There is also the risk of losing one’s own food heritage.
Cultivate Abundance addresses food insecurity in the Immokalee, Florida farmworker community and beyond. Despite supplying the U.S. with much of its wintertime tomatoes and other crops, this farm town is also a food desert where quality food of choice can be expensive and difficult to access.
Cultivate Abundance, in partnership with the Misión Peniel food pantry and dozens of partner gardens (e.g., churches, institutions, small farms, households) grows, collects, and shares food; over 25 tons since late 2018 which amounts to more than 150,000 food servings.
Our alliance of southwest Florida gardeners is growing various types of food that appeal to the tastes of migrants from Haiti, Guatemala, and southern Mexico. Instead of being limited to standard food bank fare such as peanut butter and pasta or a few types of produce – i.e., zucchini and salad mix nearing expiration dates - we’re able to provide fresh mangoes, papayas, sweet potatoes, collard greens, okra, lettuce, cilantro, coconuts and much more.
In practice, our combined efforts are in recognition of food sovereignty, which is “the right of peoples to healthy and culturally appropriate food produced through ecologically sound and sustainable methods, and their right to define their own food and agriculture systems” (Declaration of Nyéléni, the first global forum on food sovereignty, Mali, 2007 – U.S. Food Sovereignty Alliance).
We believe that to truly “honor the hands of those who harvest your crops (Dolores Huerta)” that we must listen to the recommendations of our farmworker neighbors. These conversations not only lead us to nourishing food, but also interesting participatory activities.
For the past three years we have been growing and multiplying seed from a variety of Guatemalan corn shared by Maria, a Mayan who migrated to the U.S. decades ago. Her urban garden offers a fascinating glimpse into her own Akateko culture.
This past December we planted a small patch of this Guatemalan maize at NOFO Groves, a partner farm in North Ft. Myers. By April, this area of 950 square feet produced 102 pounds of shelled corn with 31 lbs. dedicated for seed use. The other 70 lbs. of grain were divided among three Immokalee households for evaluation as masa, with Cultivate Abundance also taking a share.
Masa is maize dough that has gone through the traditional nixtamalization process of soaking and cooking in an alkaline solution and removal of the hulls. After this overnight process was complete, we were ready to grind the maize into dough. Among our team, Maria and Marifrans were the experts, with Lupita and Kelly also quite familiar with masa production.

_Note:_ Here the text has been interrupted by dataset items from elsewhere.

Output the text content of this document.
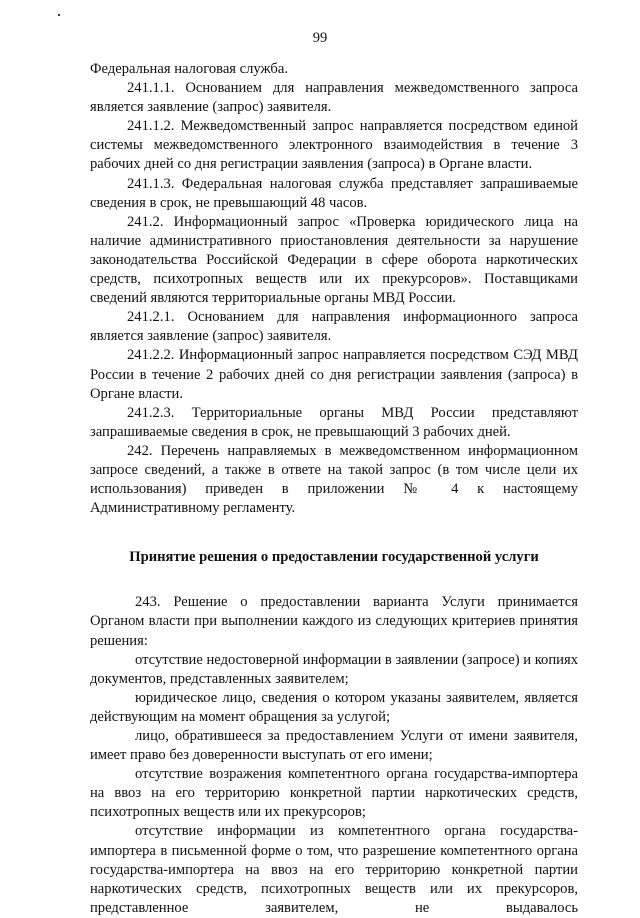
99

Федеральная налоговая служба.

241.1.1. Основанием для направления межведомственного запроса является заявление (запрос) заявителя.

241.1.2. Межведомственный запрос направляется посредством единой системы межведомственного электронного взаимодействия в течение 3 рабочих дней со дня регистрации заявления (запроса) в Органе власти.

241.1.3. Федеральная налоговая служба представляет запрашиваемые сведения в срок, не превышающий 48 часов.

241.2. Информационный запрос «Проверка юридического лица на наличие административного приостановления деятельности за нарушение законодательства Российской Федерации в сфере оборота наркотических средств, психотропных веществ или их прекурсоров». Поставщиками сведений являются территориальные органы МВД России.

241.2.1. Основанием для направления информационного запроса является заявление (запрос) заявителя.

241.2.2. Информационный запрос направляется посредством СЭД МВД России в течение 2 рабочих дней со дня регистрации заявления (запроса) в Органе власти.

241.2.3. Территориальные органы МВД России представляют запрашиваемые сведения в срок, не превышающий 3 рабочих дней.

242. Перечень направляемых в межведомственном информационном запросе сведений, а также в ответе на такой запрос (в том числе цели их использования) приведен в приложении № 4 к настоящему Административному регламенту.

Принятие решения о предоставлении государственной услуги

243. Решение о предоставлении варианта Услуги принимается Органом власти при выполнении каждого из следующих критериев принятия решения:

отсутствие недостоверной информации в заявлении (запросе) и копиях документов, представленных заявителем;

юридическое лицо, сведения о котором указаны заявителем, является действующим на момент обращения за услугой;

лицо, обратившееся за предоставлением Услуги от имени заявителя, имеет право без доверенности выступать от его имени;

отсутствие возражения компетентного органа государства-импортера на ввоз на его территорию конкретной партии наркотических средств, психотропных веществ или их прекурсоров;

отсутствие информации из компетентного органа государства-импортера в письменной форме о том, что разрешение компетентного органа государства-импортера на ввоз на его территорию конкретной партии наркотических средств, психотропных веществ или их прекурсоров, представленное заявителем, не выдавалось
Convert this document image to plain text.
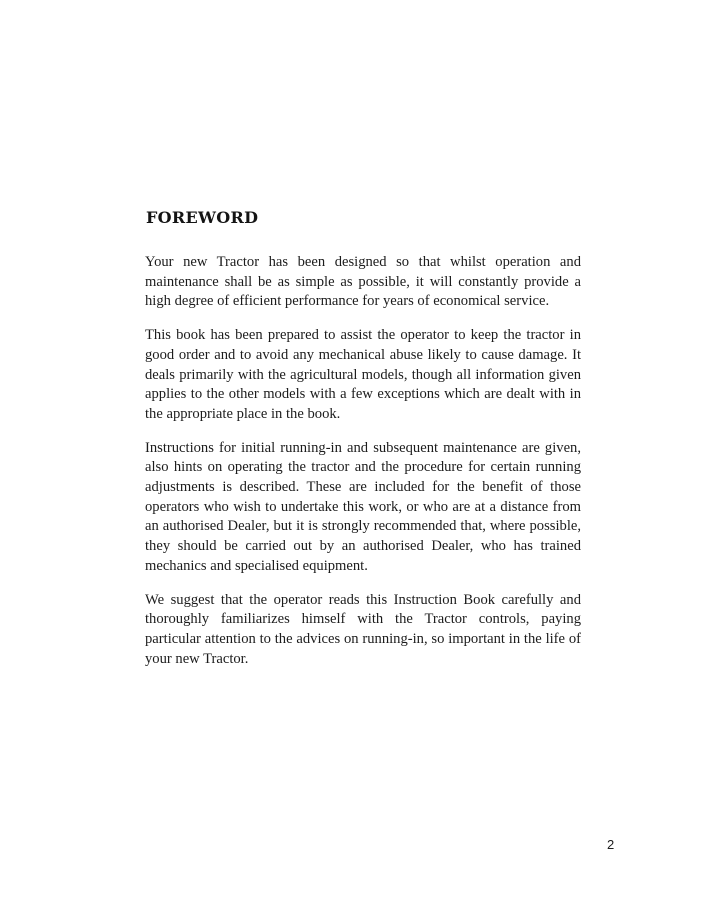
FOREWORD

Your new Tractor has been designed so that whilst operation and maintenance shall be as simple as possible, it will constantly provide a high degree of efficient performance for years of economical service.

This book has been prepared to assist the operator to keep the tractor in good order and to avoid any mechanical abuse likely to cause damage. It deals primarily with the agricultural models, though all information given applies to the other models with a few exceptions which are dealt with in the appropriate place in the book.

Instructions for initial running-in and subsequent maintenance are given, also hints on operating the tractor and the procedure for certain running adjustments is described. These are included for the benefit of those operators who wish to undertake this work, or who are at a distance from an authorised Dealer, but it is strongly recommended that, where possible, they should be carried out by an authorised Dealer, who has trained mechanics and specialised equipment.

We suggest that the operator reads this Instruction Book carefully and thoroughly familiarizes himself with the Tractor controls, paying particular attention to the advices on running-in, so important in the life of your new Tractor.

2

I was the bumbling greenhorn.
Although not present during the soaking, cooking and dehulling stage, I understand that there were very few issues. However, when the team was ready to grind the corn with the hand-operated molino that I bought at the flea market, there was drama as the grinder immediately broke.
Kelly and I were sent out in search of an adequate molino. One was eventually located at Mimi’s Piñatas in downtown Immokalee. After the new molino was delivered to the masa team at Misión Peniel, I retreated inside to shell some of the seed corn, hoping to avoid scorn as the new purchase was sure to end in disappointment.
To my surprise, the new molino did the job. A short while later, Lupita burst into the building and flung hot tortillas, fresh off the komal, at Pastor Miguel and I. Miguel, a tortilla connoisseur, immediately bit into his treat and declared it a success. Despite intentions to limit my carb intake that day, I also took a bite. In no more than a minute I had wolfed down the entire tortilla.
So why go to the trouble of growing rare Guatemalan maize, locating a decent molino, nixtamalizing, and grinding out the dough?
Fresh tortillas of course. And much more; including healthy food, fellowship, and respect for our farmworker heros.
After all, these are tortillas were made and eaten for the glory of God.